L’entreprise produit elle-même, dans ses champs d’une superficie de 1 000 acres (405 hectares), entre 10 % et 20 % du foin expédié. Le reste de l’approvisionnement est assuré par d’autres producteurs de la région.

Norfoin n’entend pas s’arrêter sur sa lancée. « Pour passer au palier supérieur, il nous faut augmenter notre capacité de séchage », affirme David Normandin, qui se prépare à saisir plusieurs occasions d’affaires dans les prochaines années. 

« Avec les sécheresses qui frappent l’Europe à répétition depuis quelques années, ce n’est qu’une question de temps avant qu’elle ne puisse plus maintenir ses parts de marché », dit-il.

L’entreprise Norfoin s’est dotée en 2015 d’un compacteur dans le but d’expédier outre-mer des lots importants de fourrage dans des conteneurs. Photo : Gracieuseté de Norfoin

Produire sans limites

Hélène Bouffard et Francis Martineau ont commencé, eux aussi, à produire du foin de commerce à la fin des années 2000. Ce jeune couple caressait alors le rêve d’élever une famille sur une ferme à Coaticook, en Estrie. « Le foin nous semblait une belle avenue pour réaliser notre projet », raconte cet ancien travailleur forestier. « On aimait l’idée de pouvoir produire sans se soucier de quotas. Tout dépendait de nos efforts et de notre envie de réussir. »

C’est avec cette détermination que la jeune agricultrice, qui avait grandi sur la ferme laitière familiale, a arpenté toute la Nouvelle-Angleterre pour bâtir leur clientèle. « Elle a cogné aux portes de chaque ferme pour offrir notre foin.
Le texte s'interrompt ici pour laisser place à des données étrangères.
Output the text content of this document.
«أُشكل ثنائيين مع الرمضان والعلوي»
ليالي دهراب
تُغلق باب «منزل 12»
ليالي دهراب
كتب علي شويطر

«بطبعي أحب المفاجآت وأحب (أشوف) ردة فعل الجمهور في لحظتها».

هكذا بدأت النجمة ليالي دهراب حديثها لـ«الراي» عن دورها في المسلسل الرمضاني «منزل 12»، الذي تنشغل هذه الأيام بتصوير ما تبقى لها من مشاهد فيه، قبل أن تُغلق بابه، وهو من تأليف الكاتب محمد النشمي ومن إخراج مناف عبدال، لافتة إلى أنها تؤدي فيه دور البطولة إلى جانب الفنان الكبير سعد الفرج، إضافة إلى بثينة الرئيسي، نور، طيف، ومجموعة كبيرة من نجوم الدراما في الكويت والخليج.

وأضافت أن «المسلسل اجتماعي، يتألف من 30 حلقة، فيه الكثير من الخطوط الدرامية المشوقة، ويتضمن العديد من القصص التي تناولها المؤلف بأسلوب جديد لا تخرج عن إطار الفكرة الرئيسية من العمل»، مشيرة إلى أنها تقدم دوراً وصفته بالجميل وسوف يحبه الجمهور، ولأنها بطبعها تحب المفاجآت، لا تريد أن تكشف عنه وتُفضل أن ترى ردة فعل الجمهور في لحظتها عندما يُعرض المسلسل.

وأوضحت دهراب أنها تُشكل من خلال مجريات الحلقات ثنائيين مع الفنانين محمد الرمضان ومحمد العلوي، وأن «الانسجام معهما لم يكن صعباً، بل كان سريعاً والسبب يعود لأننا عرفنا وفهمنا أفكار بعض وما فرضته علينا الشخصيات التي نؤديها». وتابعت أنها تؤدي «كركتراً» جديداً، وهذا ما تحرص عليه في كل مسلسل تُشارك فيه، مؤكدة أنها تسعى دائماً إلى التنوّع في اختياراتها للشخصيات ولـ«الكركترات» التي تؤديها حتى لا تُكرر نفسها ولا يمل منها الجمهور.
Le bouche-à-oreille a fait le reste », se rappelle M. Martineau.

Quinze ans plus tard, la ferme Martinhel écoule aujourd’hui la majeure partie de son foin cultivé sur 1 200 acres (485 hectares) chez les éleveurs de chevaux américains. En 2018, elle s’est dotée d’un immense entrepôt de 32 600 pieds carrés, équipé de deux séchoirs d’une capacité de 1 700 petites balles chacun. Le tout fonctionne à l’électricité grâce à une entrée électrique de 550 ampères.

Le producteur coaticookois a dressé lui-même les plans de son bâtiment. « Je suis chanceux. J’ai pu m’inspirer de l’expérience de mon beau-père et j’ai su m’entourer d’une dizaine d’ingénieurs et d’agronomes, à la fois généreux et passionnés. Les performances dépassent mes espérances », confie Francis Martineau, aujourd’hui père de six enfants.